Flu vaccine manufactured by Chiron and GlaxoSmithKline makes its way to physicians only through distributors. And task force members learned for the first time about another link in the chain; some of the distributors Chiron is working with during the current flu season contract with other product distributors -- a situation, task force members agreed, that could complicate efforts to compile reliable information about Chiron's product flow.

Chiron's 2005-06 production suffered as a result of manufacturing problems the company experienced during the 2004-05 flu season. The company's license to produce the flu vaccine was suspended in October 2004 after British health authorities discovered contaminants in some vaccine lots at the company's Liverpool, England, production facility. Although the company's license was reinstated in March 2005, Chiron did not begin shipping vaccine until October and was able to ship only about 15 million vaccine doses this season -- short of its original projected 18-26 million doses. Physicians who ordered from distributors purchasing vaccine from Chiron were particularly affected by these combined factors.
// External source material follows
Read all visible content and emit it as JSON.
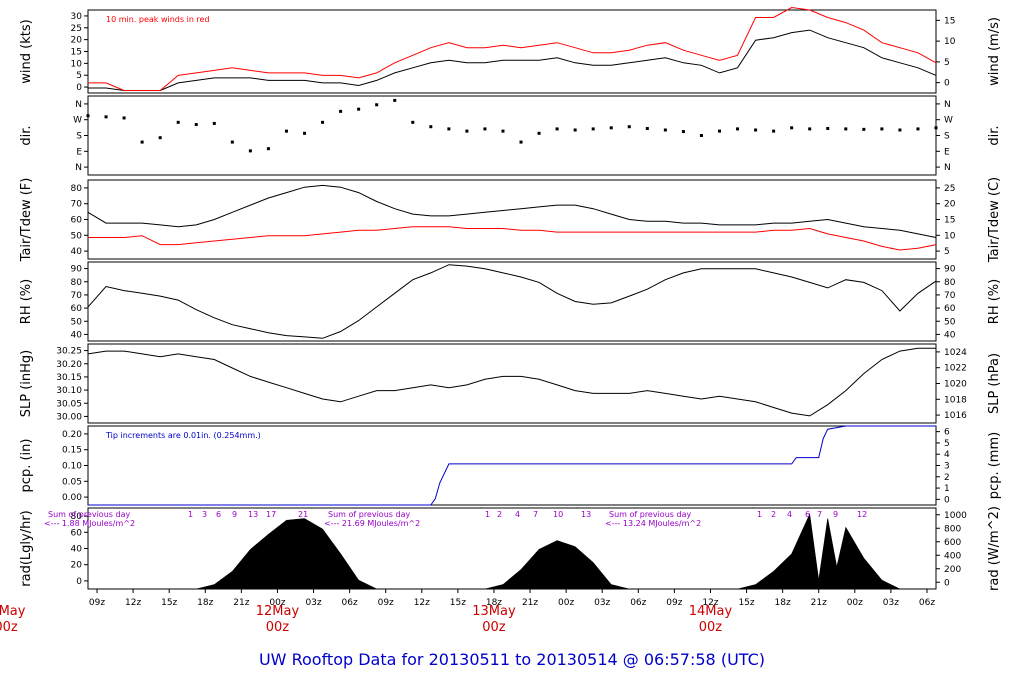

The third manufacturer, GlaxoSmithKline, received FDA approval to market its TIV in the United States for the first time last year. That late approval translated into an abridged role for GSK, which supplied only about 7.5 million vaccine doses this season. Just under 3 million of those doses went to distributor McKesson Medical-Surgical, which supplies physician offices, while the remainder went either directly or via distributor FFF Enterprises to hospitals and long-term care facilities.